Public key infrastructure (PKI) and the use of digital certificates has proven that it can scale with the widespread use and success of SSL/TLS across the Internet. Most IoT devices use common protocols that support the use of digital certificates for TLS encryption and authentication, making PKI an ideal choice for device manufacturers to secure identity at scale.
PKI: How Does It Work
PKI and the appropriate use of digital certificates allows manufacturers to enforce strong authentication, data encryption, and signing of firmware and software updates – all with a minimal footprint on the device itself.
The device itself can include a client authentication certificate, which allows it to securely and uniquely identify itself to other entities and devices in the healthcare ecosystem. Devices, gateways, and applications can then be configured to trust the device based on the authentication certificate.
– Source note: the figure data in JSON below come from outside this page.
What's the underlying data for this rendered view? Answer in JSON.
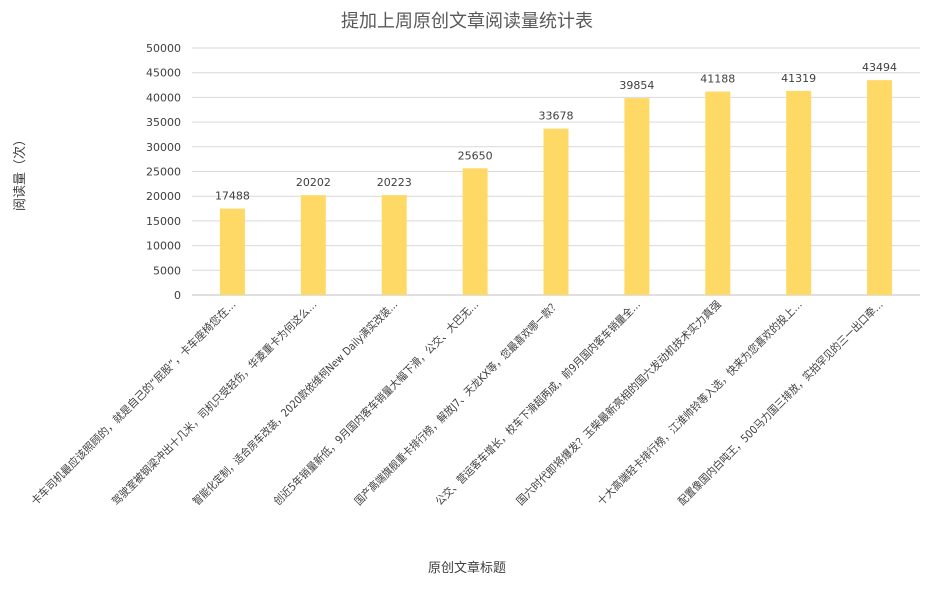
{
  "chart_data": {
    "type": "bar",
    "title": "提加上周原创文章阅读量统计表",
    "xlabel": "原创文章标题",
    "ylabel": "阅读量（次）",
    "ylim": [
      0,
      50000
    ],
    "yticks": [
      0,
      5000,
      10000,
      15000,
      20000,
      25000,
      30000,
      35000,
      40000,
      45000,
      50000
    ],
    "grid": true,
    "legend": "none",
    "bar_color": "#FFD966",
    "categories": [
      "卡车司机最应该照顾的，就是自己的“屁股”，卡车座椅您在…",
      "驾驶室被钢梁冲出十几米，司机只受轻伤，华菱重卡为何这么…",
      "智能化定制，适合房车改装，2020款依维柯New Daily满实改装…",
      "创近5年销量新低，9月国内客车销量大幅下滑，公交、大巴无…",
      "国产高端旗舰重卡排行榜，解放J7、天龙KX等，您最喜欢哪一款？",
      "公交、营运客车增长，校车下滑超两成，前9月国内客车销量全…",
      "国六时代即将爆发？玉柴最新亮相的国六发动机技术实力真强",
      "十大高端轻卡排行榜，江淮帅铃等入选，快来为您喜欢的投上…",
      "配置像国内白吨王，500马力国三排放，实拍罕见的三一出口牵…"
    ],
    "values": [
      17488,
      20202,
      20223,
      25650,
      33678,
      39854,
      41188,
      41319,
      43494
    ]
  }
}
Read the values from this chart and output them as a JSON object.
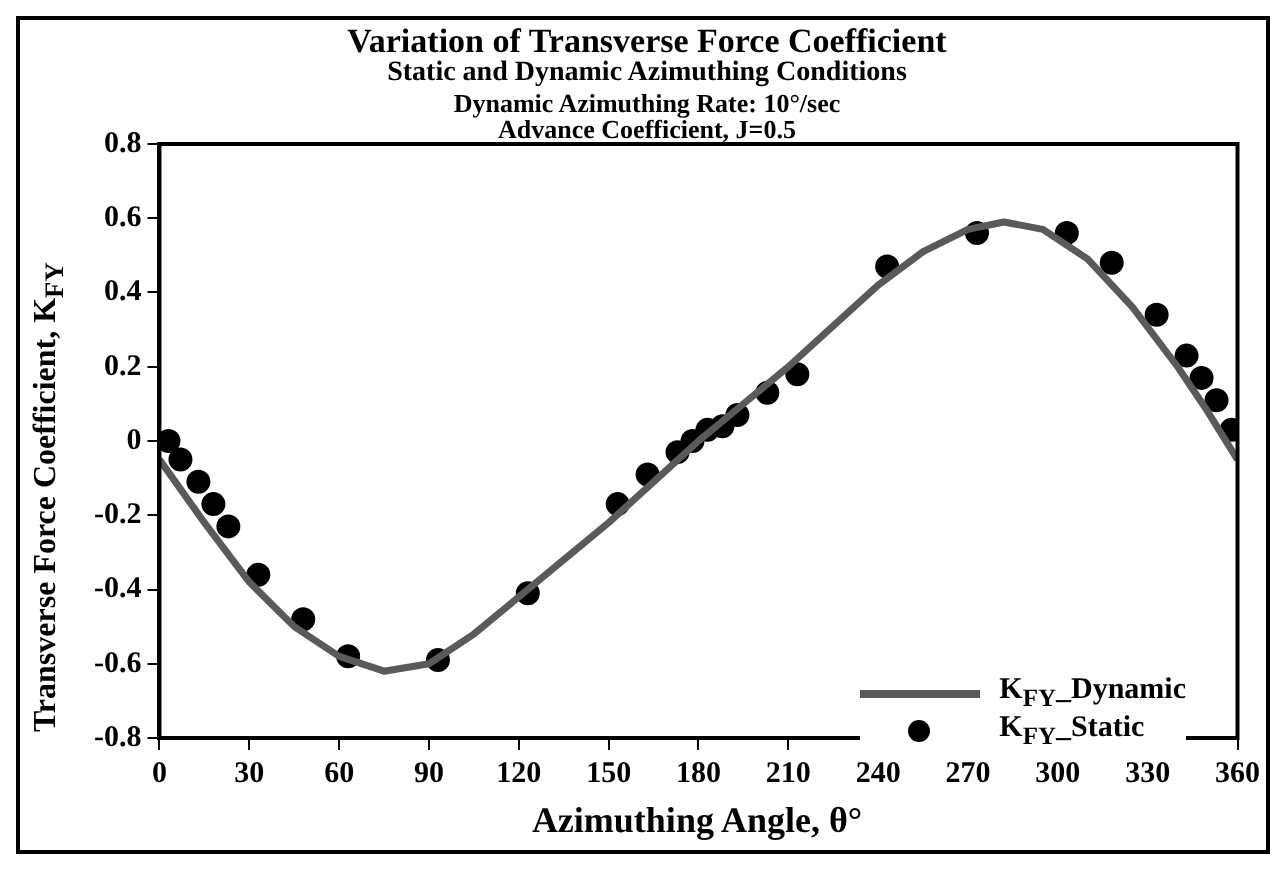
{
  "chart_data": {
    "type": "line",
    "title": "Variation of Transverse Force Coefficient",
    "subtitle": "Static and Dynamic Azimuthing Conditions",
    "annotations": [
      "Dynamic Azimuthing Rate: 10°/sec",
      "Advance Coefficient, J=0.5"
    ],
    "xlabel": "Azimuthing Angle, θ°",
    "ylabel": "Transverse Force Coefficient, K$_{FY}$",
    "xlim": [
      0,
      360
    ],
    "xticks": [
      0,
      30,
      60,
      90,
      120,
      150,
      180,
      210,
      240,
      270,
      300,
      330,
      360
    ],
    "ylim": [
      -0.8,
      0.8
    ],
    "yticks": [
      -0.8,
      -0.6,
      -0.4,
      -0.2,
      0,
      0.2,
      0.4,
      0.6,
      0.8
    ],
    "grid": false,
    "legend": "bottom right",
    "series": [
      {
        "name": "K$_{FY}$_Dynamic",
        "color": "#5a5a5a",
        "marker": "none",
        "line_style": "solid",
        "x": [
          0,
          15,
          30,
          45,
          60,
          75,
          90,
          105,
          120,
          135,
          150,
          165,
          180,
          195,
          210,
          225,
          240,
          255,
          270,
          282,
          295,
          310,
          325,
          340,
          350,
          360
        ],
        "values": [
          -0.05,
          -0.22,
          -0.38,
          -0.5,
          -0.58,
          -0.62,
          -0.6,
          -0.52,
          -0.42,
          -0.32,
          -0.22,
          -0.11,
          0.0,
          0.1,
          0.2,
          0.31,
          0.42,
          0.51,
          0.57,
          0.59,
          0.57,
          0.49,
          0.36,
          0.2,
          0.08,
          -0.05
        ]
      },
      {
        "name": "K$_{FY}$_Static",
        "type": "scatter",
        "color": "#000000",
        "marker": "circle",
        "x": [
          3,
          7,
          13,
          18,
          23,
          33,
          48,
          63,
          93,
          123,
          153,
          163,
          173,
          178,
          183,
          188,
          193,
          203,
          213,
          243,
          273,
          303,
          318,
          333,
          343,
          348,
          353,
          358
        ],
        "values": [
          0,
          -0.05,
          -0.11,
          -0.17,
          -0.23,
          -0.36,
          -0.48,
          -0.58,
          -0.59,
          -0.41,
          -0.17,
          -0.09,
          -0.03,
          0,
          0.03,
          0.04,
          0.07,
          0.13,
          0.18,
          0.47,
          0.56,
          0.56,
          0.48,
          0.34,
          0.23,
          0.17,
          0.11,
          0.03
        ]
      }
    ]
  }
}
By binding a unique digital identity to each device, manufacturers can ensure that illegitimate devices cannot communicate with their systems. Digital certificate and private keys firmly distinguish all of the legitimate devices that are communicating.
2.) Code Signing
Once a device is deployed, manufacturers must be able to provide secure updates. This is where code signing comes in.
When a device receives a software or firmware update, that code can be signed with a digital signature. The device can verify this signature using a digital certificate, ensuring that only trusted updates from the manufacturer can be installed.
During the lifespan of a device, the sheer volume of data collected, analyzed and shared is immense. Digital certificates ensure that any data generated on the device can be securely encrypted – even someone with full access cannot read or decrypt it. Only when the data is transmitted to a trusted server with the matching decryption key can it be read.
With these common patterns of data flow and trust management, the use of digital certificates can effectively address many of the FDA’s regulatory requirements. More importantly, it offers a real security advantage to the manufacturer and assures users that hackers cannot access wearable or implantable medical devices.
Why Crypto-Agility is Key
When using digital certificates to secure medical devices, it is important to plan for the future. Cryptographic algorithms and keys inevitably weaken over time. Devices expected to maintain integrity for the years ahead must be manufactured on the assumption that the cryptography used today will not be effective over its entire lifetime.
Even today there are challenges – all certificates expire, private keys can be compromised, and keys lose strength. For devices expected to last more than a year or two, this inevitably means that replacement of keys and certificates (known as ‘crypto-agility’) must be supported.